Accademia Palcoscenico, ritorno fra i banchi per gli allievi della scuola del Teatro Stabile del Veneto

 

«Il mondo dello spettacolo oggi è effimero e provvisorio. Fiction televisive, social, successo rapido. Io mi batto a sangue per insegnare ai giovani che il rapido successo dura un mese, e dopo un altro occuperà il tuo posto. Invece, una solida e seria preparazione regala un successo che dura una vita». Con queste parole il Maestro Alberto Terrani, direttore emerito della scuola, ha accolto oggi i 19 allievi di Accademia Palcoscenico, la scuola del Teatro Stabile del Veneto da lui fondata nel 1998, in occasione dell’inaugurazione del secondo anno e della ripresa degli impegni delle lezioni.

 

Accademia Palcoscenico è un’autentica fucina di talenti, che in 20 anni dalla sua fondazione ha diplomato 90 allievi attori, occupati per il 73% in produzioni del Teatro Stabile del Veneto e di altri Teatri e Compagnie italiane.
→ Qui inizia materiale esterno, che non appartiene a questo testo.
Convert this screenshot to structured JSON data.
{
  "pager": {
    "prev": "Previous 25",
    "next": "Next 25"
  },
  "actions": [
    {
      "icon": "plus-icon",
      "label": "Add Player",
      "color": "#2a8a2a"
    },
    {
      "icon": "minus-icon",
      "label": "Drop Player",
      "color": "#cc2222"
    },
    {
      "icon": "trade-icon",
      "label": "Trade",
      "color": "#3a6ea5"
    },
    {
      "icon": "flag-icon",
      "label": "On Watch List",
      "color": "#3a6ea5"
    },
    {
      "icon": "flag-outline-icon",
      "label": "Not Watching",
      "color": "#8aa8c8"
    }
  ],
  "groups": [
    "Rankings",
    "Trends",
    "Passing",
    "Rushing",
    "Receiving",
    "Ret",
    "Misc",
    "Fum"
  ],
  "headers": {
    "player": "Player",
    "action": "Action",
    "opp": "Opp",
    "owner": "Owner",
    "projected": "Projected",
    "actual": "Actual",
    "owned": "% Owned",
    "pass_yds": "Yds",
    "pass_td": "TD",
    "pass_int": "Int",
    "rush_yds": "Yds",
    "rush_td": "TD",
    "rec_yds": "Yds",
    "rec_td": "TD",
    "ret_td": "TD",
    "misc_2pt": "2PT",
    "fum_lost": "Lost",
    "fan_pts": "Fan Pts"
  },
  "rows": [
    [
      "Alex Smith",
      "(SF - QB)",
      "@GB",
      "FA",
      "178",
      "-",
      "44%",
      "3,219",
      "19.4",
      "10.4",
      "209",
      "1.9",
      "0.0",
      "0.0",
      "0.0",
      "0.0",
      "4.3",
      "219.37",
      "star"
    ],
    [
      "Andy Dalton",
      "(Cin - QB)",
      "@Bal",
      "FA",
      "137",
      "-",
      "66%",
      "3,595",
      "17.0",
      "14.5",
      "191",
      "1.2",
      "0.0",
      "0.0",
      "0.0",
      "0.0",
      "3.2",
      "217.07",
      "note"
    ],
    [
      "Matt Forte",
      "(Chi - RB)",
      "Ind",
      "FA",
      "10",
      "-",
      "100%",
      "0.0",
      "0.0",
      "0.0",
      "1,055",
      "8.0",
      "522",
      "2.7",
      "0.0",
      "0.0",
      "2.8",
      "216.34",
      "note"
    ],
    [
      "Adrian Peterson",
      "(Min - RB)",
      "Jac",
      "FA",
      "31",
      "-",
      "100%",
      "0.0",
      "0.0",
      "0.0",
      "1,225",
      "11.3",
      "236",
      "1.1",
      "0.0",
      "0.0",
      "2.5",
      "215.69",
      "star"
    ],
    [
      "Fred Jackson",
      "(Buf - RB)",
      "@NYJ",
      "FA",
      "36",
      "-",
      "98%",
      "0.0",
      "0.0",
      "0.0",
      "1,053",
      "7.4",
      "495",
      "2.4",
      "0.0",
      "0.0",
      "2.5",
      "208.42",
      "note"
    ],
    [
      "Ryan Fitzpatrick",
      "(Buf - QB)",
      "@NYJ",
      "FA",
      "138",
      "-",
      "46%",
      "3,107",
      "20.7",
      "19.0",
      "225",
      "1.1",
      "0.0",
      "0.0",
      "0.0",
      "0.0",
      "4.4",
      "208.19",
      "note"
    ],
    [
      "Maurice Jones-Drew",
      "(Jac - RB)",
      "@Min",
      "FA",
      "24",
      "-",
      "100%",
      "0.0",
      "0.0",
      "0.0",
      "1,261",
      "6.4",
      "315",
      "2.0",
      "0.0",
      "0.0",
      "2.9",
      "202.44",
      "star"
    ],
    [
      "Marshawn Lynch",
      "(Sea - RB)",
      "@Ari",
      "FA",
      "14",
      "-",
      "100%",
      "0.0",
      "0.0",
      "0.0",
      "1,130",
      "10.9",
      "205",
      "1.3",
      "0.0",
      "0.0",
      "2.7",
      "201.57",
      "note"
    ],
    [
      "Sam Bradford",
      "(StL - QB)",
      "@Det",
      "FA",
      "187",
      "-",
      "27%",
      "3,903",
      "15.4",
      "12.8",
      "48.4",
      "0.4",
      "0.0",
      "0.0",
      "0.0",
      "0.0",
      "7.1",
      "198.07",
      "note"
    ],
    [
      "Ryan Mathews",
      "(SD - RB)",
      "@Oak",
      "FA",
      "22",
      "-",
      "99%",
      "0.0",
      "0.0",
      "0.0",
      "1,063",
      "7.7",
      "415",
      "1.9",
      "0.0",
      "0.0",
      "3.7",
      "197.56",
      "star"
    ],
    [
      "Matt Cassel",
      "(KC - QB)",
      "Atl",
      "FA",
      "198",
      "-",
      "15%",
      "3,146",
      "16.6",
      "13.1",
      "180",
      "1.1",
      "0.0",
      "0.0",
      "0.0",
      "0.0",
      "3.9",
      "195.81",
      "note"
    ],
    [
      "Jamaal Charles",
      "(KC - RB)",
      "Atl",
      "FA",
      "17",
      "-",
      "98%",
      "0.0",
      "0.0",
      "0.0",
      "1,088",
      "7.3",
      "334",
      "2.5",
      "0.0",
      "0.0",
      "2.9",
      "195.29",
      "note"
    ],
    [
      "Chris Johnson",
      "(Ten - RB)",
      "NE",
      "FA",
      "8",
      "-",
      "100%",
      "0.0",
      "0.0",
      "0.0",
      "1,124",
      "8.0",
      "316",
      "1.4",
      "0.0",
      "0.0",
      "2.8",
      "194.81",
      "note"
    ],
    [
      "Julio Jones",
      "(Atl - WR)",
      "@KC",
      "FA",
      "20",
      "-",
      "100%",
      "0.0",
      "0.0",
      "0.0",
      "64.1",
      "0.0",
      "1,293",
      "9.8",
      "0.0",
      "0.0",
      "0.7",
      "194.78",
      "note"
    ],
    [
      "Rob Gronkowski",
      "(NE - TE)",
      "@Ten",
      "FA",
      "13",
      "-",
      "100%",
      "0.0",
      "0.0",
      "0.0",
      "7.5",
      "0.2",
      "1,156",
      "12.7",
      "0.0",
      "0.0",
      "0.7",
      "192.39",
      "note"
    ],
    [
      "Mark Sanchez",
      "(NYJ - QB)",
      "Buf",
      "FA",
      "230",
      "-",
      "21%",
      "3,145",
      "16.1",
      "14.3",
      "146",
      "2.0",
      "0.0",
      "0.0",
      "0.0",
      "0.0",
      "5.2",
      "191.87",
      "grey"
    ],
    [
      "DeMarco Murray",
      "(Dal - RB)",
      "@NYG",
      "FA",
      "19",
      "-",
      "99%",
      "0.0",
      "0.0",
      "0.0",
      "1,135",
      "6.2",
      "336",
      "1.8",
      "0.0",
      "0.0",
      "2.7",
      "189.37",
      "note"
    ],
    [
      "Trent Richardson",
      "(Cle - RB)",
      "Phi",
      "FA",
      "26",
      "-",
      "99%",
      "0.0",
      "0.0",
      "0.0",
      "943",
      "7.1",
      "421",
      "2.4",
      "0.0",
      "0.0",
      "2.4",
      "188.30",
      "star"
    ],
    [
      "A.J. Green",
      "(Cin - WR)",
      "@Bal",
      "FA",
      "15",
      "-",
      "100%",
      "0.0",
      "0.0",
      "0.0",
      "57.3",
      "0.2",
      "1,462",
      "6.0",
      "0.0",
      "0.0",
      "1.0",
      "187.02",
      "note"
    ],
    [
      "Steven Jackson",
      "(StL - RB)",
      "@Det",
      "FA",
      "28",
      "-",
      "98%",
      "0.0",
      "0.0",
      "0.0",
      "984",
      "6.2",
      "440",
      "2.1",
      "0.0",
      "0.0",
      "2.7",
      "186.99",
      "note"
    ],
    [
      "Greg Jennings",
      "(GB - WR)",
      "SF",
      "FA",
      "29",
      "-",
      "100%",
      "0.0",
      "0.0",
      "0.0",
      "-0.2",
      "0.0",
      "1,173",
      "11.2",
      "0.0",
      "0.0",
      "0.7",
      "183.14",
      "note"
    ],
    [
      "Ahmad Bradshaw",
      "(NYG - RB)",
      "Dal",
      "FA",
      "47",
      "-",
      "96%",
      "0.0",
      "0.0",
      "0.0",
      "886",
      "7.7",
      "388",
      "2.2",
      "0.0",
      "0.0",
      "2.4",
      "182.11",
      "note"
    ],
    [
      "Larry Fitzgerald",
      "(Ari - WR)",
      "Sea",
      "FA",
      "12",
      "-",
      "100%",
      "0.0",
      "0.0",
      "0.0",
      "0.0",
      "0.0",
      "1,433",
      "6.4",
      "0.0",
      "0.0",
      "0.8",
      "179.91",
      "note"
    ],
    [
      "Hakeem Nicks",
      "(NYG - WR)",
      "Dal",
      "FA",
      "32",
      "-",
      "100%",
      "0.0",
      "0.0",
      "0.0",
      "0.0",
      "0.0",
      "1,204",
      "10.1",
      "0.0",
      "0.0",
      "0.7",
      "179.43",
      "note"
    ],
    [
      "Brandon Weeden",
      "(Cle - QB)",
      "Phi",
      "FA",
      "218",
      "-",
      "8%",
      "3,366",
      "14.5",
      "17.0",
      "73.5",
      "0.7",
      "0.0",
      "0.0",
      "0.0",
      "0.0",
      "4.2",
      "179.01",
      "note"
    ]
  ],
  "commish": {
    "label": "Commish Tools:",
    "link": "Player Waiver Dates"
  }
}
Un qualificato percorso formativo che saprà tradursi in concreta opportunità di lavoro anche per gli allievi ammessi nel 2018 a frequentare il secondo anno del triennio 2017/2020. La scuola riapre, infatti, quest’anno con un’importante novità: la definizione dell’Accordo di Programma Te.S.eO. (Teatro Scuola e Occupazione) tra il Teatro Stabile del Veneto e la Regione Veneto volto a dare vita a un Modello Veneto della Formazione Teatrale capace di coltivare e far maturare il talento offrendo sempre maggiori ricadute occupazionali.

 

«Si tratta di un’esperienza unica in Italia che per la prima volta mette a sistema in una sola Regione l’intero ciclo formativo legato al mestiere dell’attore, qualificando le competenze artistiche dei giovani – spiega Massimo Ongaro, direttore del Teatro Stabile del Veneto –. Un sistema territoriale coordinato, che parte dalle scuole superiori (Propedeutica) passa per la formazione Accademica e Specialistica e arriva alla costituzione di una Compagnia Giovani che accoglierà anche alcuni tra i migliori allievi diplomati presso la scuola del Teatro Stabile del Veneto».

 

Fondamentale per garantire risultati di eccellenza è la presenza di un corpo docenti composto da registi, attori, coreografi e operatori di consolidata esperienza: Alberto Terrani (tecniche di recitazione e dizione), Giuseppe Emiliani (tecniche di interpretazione), Giorgio Sangati (tecniche di interpretazione), Maria Grazia Mandruzzato (tecniche di recitazione), Massimo Navone (tecniche di improvvisazione), Luca Lazzareschi (tecniche di recitazione), Luciano Roman (tecniche di recitazione), Karina Arutyunyan (tecniche di recitazione) e Paola Bigatto (tecniche di recitazione e recitazione in versi), Enrico Bonavera (commedia dell’arte), Giorgio Bongiovanni (commedia dell’arte), Alessandro Serra (tecniche di interpretazione), Sandra Mangini (educazione della voce e canto scenico), Luciano Borin (metodo funzionale della voce), Laura Pulin (danza e movimento espressivo, tai-chi), Silvia Gribaudi (movimento per attori e azioni performative), Cristina Grazioli (storia del teatro e dello spettacolo) e il Centro Maschere e Strutture Gestuali Sartori (maschera).

 

Nel corso dell’anno gli allievi avranno modo di dare dimostrazione delle competenze progressivamente acquisite e di confrontarsi con il pubblico in alcune restituzioni e lezioni aperte che avranno luogo presso il Ridotto del Teatro Verdi di Padova nel corso dell’anno accademico.